Tranquille et confiant pour son avenir en club
«Autre chose, sachez tous que l’équipe nationale du Cameroun est dirigée par la Fecafoot. J’ai eu la chance avant le match contre le Maroc de discuter avec le président Iya. La Fédération Camerounaise de Football est en charge de l’équipe nationale, le ministre qui est notre patron est le ministre de tous les sports au Cameroun et pas le ministre du football. Le président de la Fecafoot, je le lui ait dit, si nous n’avançons pas ce sera de sa faute. Et comme je sais que c’est un monsieur qui a la volonté de faire de bonnes choses, il faut que vous sachiez que le football camerounais et l’équipe nationale en particulier est dirigée par ce monsieur, il est responsable de notre équipe et de notre football. Si ça ne marche pas je ne poserai pas de question au ministre, je poserai d’abord des questions au président et je le lui ait dit.
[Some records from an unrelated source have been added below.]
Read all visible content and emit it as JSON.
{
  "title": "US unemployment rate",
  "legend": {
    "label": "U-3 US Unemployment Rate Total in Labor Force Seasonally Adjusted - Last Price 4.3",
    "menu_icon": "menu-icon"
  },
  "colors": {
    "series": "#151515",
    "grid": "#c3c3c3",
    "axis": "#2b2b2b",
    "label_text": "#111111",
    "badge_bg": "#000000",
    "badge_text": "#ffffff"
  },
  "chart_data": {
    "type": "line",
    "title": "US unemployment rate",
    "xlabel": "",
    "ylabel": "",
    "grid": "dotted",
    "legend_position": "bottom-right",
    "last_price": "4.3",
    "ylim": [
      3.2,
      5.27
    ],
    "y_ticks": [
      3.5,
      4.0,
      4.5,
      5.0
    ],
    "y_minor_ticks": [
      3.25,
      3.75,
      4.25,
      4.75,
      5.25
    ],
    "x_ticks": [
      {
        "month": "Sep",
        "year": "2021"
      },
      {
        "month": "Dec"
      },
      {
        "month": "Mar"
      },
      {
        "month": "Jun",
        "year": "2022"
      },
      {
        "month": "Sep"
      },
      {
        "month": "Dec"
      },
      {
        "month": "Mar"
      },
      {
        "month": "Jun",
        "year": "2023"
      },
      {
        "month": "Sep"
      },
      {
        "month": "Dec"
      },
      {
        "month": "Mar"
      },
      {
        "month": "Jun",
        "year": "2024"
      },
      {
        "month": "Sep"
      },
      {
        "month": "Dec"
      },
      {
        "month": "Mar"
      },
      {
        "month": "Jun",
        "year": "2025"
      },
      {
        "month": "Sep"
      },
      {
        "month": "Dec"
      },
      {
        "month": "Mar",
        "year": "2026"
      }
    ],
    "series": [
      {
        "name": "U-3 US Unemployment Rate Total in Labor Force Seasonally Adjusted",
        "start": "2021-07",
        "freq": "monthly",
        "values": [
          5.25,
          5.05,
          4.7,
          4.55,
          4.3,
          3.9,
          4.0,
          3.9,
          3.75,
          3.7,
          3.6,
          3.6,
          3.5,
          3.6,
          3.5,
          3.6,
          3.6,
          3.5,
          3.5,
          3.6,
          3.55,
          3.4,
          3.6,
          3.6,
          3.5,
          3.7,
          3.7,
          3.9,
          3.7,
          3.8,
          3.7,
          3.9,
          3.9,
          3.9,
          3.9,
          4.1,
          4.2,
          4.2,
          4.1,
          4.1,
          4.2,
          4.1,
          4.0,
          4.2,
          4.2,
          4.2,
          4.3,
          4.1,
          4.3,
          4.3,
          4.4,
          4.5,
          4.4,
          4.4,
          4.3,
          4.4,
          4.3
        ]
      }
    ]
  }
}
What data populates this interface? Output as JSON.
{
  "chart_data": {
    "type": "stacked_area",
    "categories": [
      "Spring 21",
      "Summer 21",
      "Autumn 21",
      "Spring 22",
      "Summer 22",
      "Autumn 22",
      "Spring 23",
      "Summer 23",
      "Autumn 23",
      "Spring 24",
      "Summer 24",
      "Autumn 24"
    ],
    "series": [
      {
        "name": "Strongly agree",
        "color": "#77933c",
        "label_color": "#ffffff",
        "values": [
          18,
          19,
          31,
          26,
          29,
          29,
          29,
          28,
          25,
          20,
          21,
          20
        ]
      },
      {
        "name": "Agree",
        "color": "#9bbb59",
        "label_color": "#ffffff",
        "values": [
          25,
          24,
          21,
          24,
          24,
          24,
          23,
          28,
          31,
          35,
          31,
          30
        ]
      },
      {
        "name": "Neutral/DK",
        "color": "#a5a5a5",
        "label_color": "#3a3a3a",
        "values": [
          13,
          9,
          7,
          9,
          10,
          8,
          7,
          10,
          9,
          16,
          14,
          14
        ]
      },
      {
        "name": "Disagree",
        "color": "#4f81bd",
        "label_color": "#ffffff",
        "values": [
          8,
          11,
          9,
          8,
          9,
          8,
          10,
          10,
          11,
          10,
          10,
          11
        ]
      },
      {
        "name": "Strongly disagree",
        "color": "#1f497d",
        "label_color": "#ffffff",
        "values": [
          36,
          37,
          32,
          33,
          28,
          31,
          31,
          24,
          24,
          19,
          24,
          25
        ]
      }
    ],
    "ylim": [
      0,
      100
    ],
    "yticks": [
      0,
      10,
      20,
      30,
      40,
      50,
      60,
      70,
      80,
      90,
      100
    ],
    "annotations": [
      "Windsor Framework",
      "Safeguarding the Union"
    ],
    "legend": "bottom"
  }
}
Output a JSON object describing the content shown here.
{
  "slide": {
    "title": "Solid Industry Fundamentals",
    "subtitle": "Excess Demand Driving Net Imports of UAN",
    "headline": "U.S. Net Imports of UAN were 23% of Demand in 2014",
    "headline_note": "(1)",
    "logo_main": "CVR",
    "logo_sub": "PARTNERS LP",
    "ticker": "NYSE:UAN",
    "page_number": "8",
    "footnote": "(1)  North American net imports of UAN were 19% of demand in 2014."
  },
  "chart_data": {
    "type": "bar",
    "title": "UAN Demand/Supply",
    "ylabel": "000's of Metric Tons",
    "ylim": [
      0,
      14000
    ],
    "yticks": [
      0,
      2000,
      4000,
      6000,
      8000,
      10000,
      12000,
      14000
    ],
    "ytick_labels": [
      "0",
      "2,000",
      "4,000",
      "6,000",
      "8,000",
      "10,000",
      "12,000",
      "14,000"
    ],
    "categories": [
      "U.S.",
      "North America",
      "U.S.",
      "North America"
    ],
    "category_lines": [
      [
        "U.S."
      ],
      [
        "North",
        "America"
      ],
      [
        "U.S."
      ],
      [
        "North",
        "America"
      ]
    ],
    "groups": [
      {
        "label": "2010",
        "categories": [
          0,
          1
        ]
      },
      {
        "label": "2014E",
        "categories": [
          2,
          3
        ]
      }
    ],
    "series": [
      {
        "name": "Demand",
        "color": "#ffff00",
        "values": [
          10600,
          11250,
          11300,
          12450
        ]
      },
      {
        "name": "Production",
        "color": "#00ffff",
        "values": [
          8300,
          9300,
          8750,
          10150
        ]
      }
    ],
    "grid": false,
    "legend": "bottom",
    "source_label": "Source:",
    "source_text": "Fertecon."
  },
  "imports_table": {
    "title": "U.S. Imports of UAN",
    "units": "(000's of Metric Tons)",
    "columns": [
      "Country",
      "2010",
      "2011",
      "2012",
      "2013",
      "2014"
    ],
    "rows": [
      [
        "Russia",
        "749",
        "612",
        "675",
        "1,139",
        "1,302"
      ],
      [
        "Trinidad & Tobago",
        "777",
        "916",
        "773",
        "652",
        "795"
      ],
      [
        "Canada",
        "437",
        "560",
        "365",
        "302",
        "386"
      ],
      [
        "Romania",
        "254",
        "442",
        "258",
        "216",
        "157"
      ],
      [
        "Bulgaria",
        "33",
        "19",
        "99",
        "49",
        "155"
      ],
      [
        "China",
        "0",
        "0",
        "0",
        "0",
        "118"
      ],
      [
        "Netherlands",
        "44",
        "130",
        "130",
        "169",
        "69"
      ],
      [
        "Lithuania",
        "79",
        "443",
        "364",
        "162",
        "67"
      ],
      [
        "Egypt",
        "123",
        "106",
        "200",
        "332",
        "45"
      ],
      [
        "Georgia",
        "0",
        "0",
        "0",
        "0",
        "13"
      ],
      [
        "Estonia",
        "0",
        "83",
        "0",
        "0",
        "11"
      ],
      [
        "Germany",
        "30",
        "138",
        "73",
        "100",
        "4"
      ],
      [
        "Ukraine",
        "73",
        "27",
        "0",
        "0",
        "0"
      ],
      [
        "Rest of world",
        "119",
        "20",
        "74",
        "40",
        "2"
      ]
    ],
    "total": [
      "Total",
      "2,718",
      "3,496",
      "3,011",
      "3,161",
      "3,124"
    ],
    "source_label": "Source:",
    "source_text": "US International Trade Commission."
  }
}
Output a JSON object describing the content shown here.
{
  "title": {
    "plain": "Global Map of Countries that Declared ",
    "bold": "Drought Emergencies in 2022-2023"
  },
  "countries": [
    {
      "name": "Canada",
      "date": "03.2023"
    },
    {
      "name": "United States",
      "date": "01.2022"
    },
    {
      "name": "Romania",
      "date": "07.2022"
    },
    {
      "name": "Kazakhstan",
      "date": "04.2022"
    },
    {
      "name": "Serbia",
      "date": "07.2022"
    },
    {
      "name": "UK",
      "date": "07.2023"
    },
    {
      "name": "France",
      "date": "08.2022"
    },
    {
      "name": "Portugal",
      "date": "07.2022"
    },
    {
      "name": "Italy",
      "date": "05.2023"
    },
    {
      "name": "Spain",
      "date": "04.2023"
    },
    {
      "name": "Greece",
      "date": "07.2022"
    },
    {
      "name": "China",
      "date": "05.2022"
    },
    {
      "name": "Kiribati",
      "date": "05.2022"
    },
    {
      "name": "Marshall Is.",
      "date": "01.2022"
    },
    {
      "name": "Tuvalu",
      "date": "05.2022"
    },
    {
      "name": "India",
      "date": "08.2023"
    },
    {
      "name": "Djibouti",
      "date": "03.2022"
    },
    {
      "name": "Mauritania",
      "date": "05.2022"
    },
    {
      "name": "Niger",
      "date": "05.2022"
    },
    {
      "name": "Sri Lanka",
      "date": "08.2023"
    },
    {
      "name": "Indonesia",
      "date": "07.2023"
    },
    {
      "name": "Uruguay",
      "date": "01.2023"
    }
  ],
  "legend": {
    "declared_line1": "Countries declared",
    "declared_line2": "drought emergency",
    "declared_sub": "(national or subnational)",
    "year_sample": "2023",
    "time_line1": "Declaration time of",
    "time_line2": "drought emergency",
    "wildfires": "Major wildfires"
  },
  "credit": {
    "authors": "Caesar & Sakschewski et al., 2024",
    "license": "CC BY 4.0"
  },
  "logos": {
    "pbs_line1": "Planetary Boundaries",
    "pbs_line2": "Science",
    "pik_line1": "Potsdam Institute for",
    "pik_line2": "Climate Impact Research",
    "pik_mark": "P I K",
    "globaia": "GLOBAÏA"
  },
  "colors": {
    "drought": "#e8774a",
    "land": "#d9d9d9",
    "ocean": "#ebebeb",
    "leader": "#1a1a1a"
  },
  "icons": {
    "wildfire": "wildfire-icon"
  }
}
Je vous le dit aujourd’hui parce que moi je suis toujours clair, je n’aime pas les intrigues et je ne souhaite pas vous emmener dans ce jeu.
Voilà en gros ce que je voulais vous dire. Je sais que certains souhaiteraient que je parle de mon club, je vous demande juste d’avoir la même tranquillité que moi, ce que Dieu a réservé pour moi vous le saurez bientôt, et nul ne peut le changer. Il y a des difficultés partout, et je ne suis même pas en difficulté, c’est tout ce que je peux vous dire. Je suis tranquille et confiant, la seule chose que je puisse vous dire c’est que je jouerai encore au football et au haut niveau la saison prochaine. C’est tout, Bonne soirée.»